Thursday’s campaign round-up

Today’s installment of campaign-related news items that won’t necessarily generate a post of their own, but may be of interest to political observers:

* Four new Time/CNN polls show Newt Gingrich leading Mitt Romney in three of the four early nominating contests. Gingrich leads Romney by 13 points in Iowa, 23 points in South Carolina, and 23 points in Florida. Romney still leads in New Hampshire, but his margin over Gingrich has shrunk to just 9 points.

* New Quinnipiac polls also show Gingrich well ahead of his Republican rivals, leading Romney by 13 points in Florida, 18 points in Ohio, and 14 points in Pennsylvania.

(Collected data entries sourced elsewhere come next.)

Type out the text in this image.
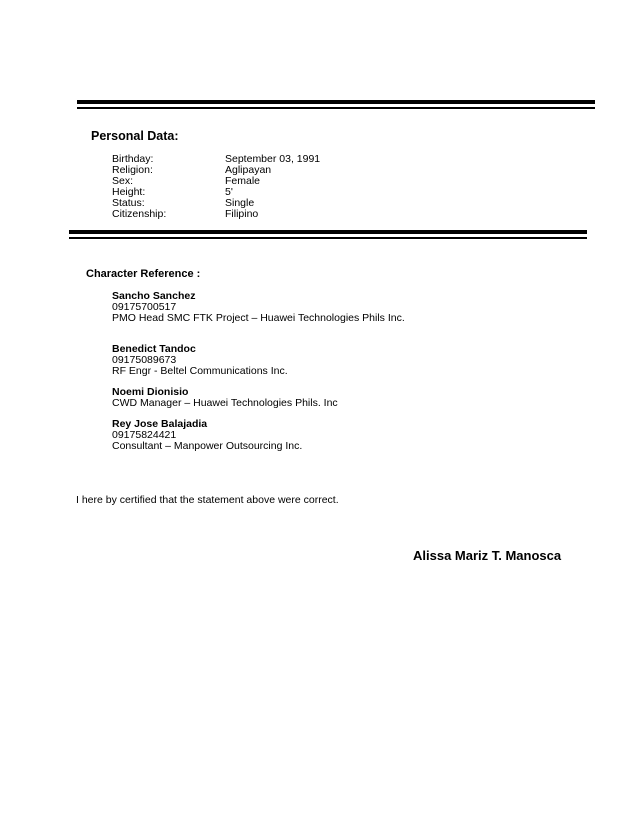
Personal Data:
Birthday:	September 03, 1991
Religion:	Aglipayan
Sex:	Female
Height:	5'
Status:	Single
Citizenship:	Filipino
Character Reference :
Sancho Sanchez
09175700517
PMO Head SMC FTK Project – Huawei Technologies Phils Inc.
Benedict Tandoc
09175089673
RF Engr - Beltel Communications Inc.
Noemi Dionisio
CWD Manager – Huawei Technologies Phils. Inc
Rey Jose Balajadia
09175824421
Consultant – Manpower Outsourcing Inc.
I here by certified that the statement above were correct.
Alissa Mariz T. Manosca
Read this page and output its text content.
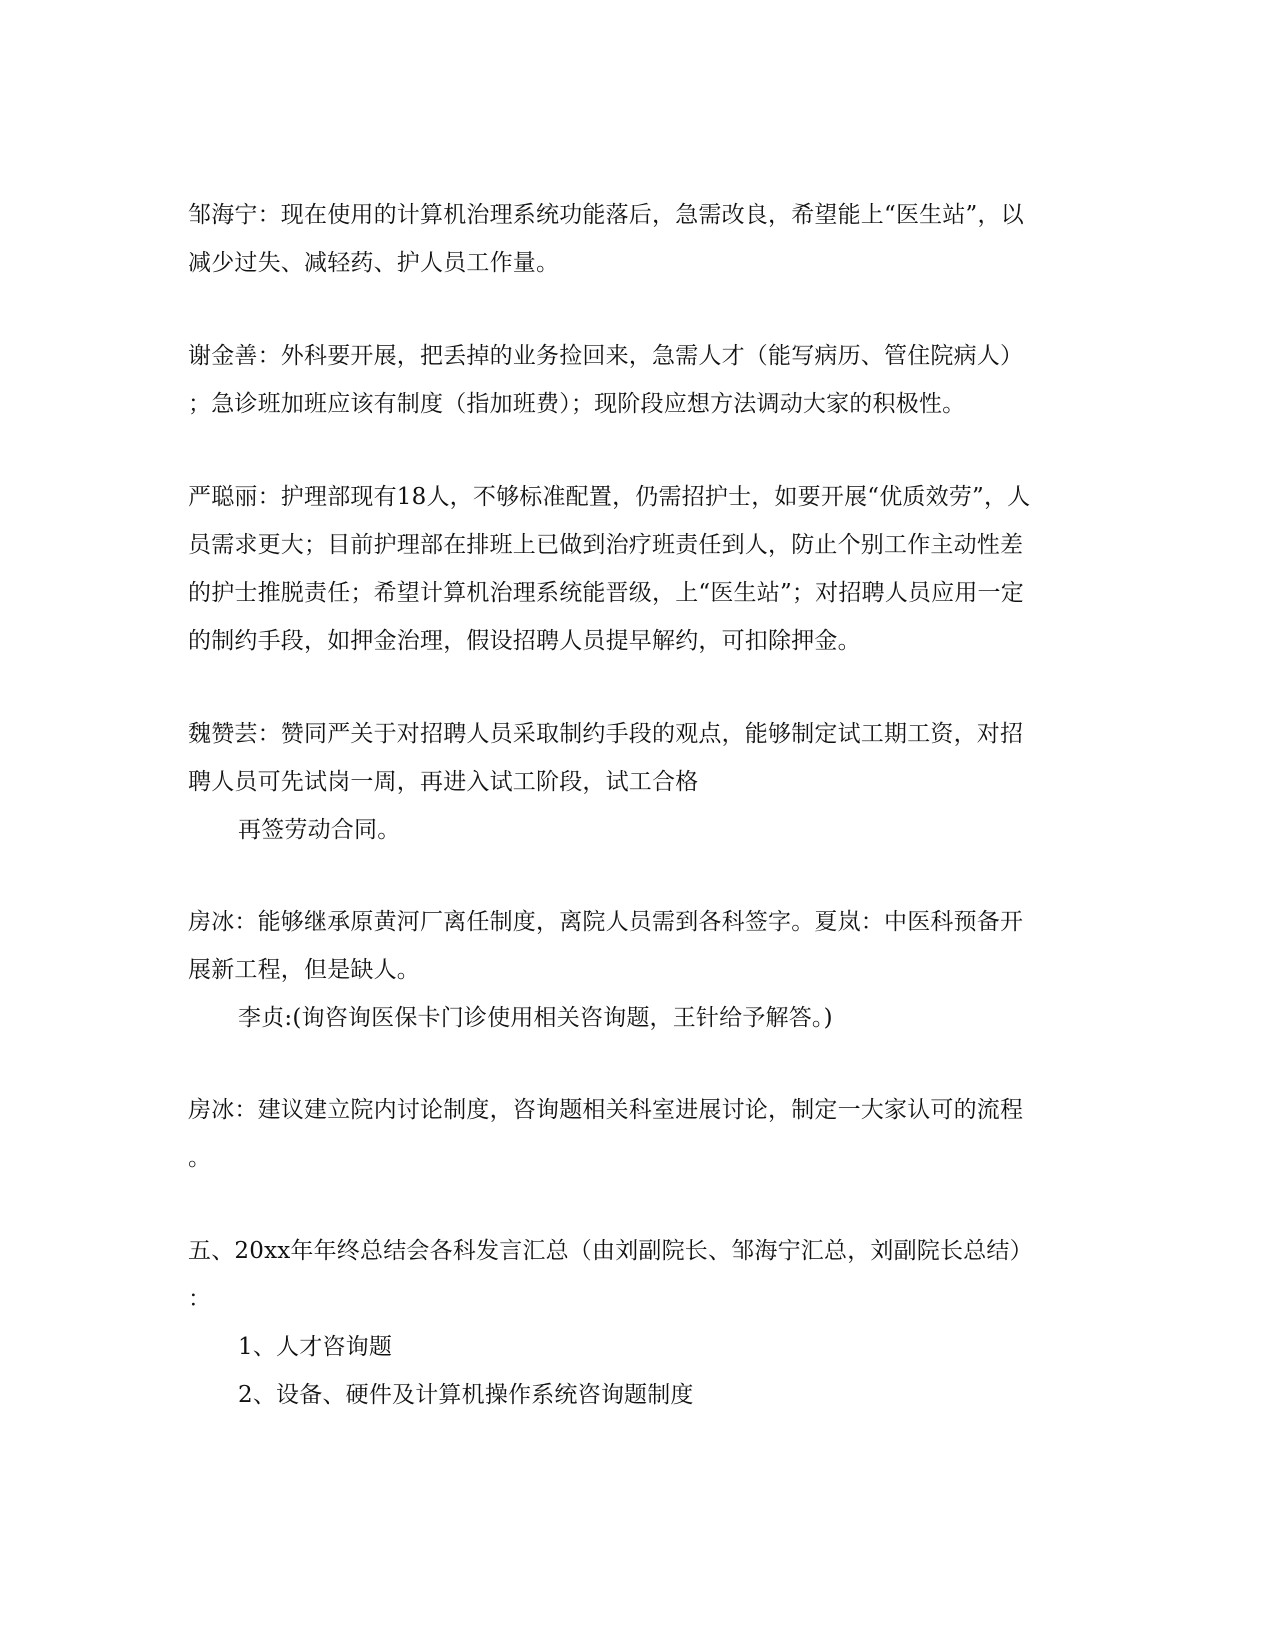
邹海宁：现在使用的计算机治理系统功能落后，急需改良，希望能上“医生站”，以
减少过失、减轻药、护人员工作量。
谢金善：外科要开展，把丢掉的业务捡回来，急需人才（能写病历、管住院病人）
；急诊班加班应该有制度（指加班费）；现阶段应想方法调动大家的积极性。
严聪丽：护理部现有18人，不够标准配置，仍需招护士，如要开展“优质效劳”，人
员需求更大；目前护理部在排班上已做到治疗班责任到人，防止个别工作主动性差
的护士推脱责任；希望计算机治理系统能晋级，上“医生站”；对招聘人员应用一定
的制约手段，如押金治理，假设招聘人员提早解约，可扣除押金。
魏赞芸：赞同严关于对招聘人员采取制约手段的观点，能够制定试工期工资，对招
聘人员可先试岗一周，再进入试工阶段，试工合格
再签劳动合同。
房冰：能够继承原黄河厂离任制度，离院人员需到各科签字。夏岚：中医科预备开
展新工程，但是缺人。
李贞:(询咨询医保卡门诊使用相关咨询题，王针给予解答。)
房冰：建议建立院内讨论制度，咨询题相关科室进展讨论，制定一大家认可的流程
。
五、20xx年年终总结会各科发言汇总（由刘副院长、邹海宁汇总，刘副院长总结）
：
1、人才咨询题
2、设备、硬件及计算机操作系统咨询题制度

* The same Quinnipiac poll tested Gingrich and Romney against President Obama in hypothetical general election match-ups. Both GOP candidates have one-point leads over the president in Ohio; Obama leads the Republicans in Pennsylvania; and in Florida, Romney has a small lead over the president while the president has a slight lead over Gingrich.

* The Romney campaign’s new ad emphasizes the former governor’s stable family life, a subtle dig at a certain thrice-married former House Speaker.

* Gingrich, meanwhile, said yesterday Romney would “certainly” be on his short-list for vice presidential candidates.

* Gingrich also said yesterday he’d like to see former Bush administration UN envoy John Bolton as his Secretary of State.

* In Massachusetts, a new UMass-Lowell/Boston Herald poll shows Elizabeth Warren (D) leading Sen. Scott Brown (R-Mass.) by seven points, 49% to 42%.

* Republican National Committee Chairman Reince Priebus spoke out this morning against the upcoming debate being moderated by Donald Trump.

* The Democratic Congressional Campaign Committee has begun buying television time in Oregon’s first congressional district, in advance of the upcoming special election.

* And Ohio Democrats have put together a pretty hilarious video targeting Republican Senate candidate Josh Mandel, who broke his vow to serve a full four-year term in state government after less than a year.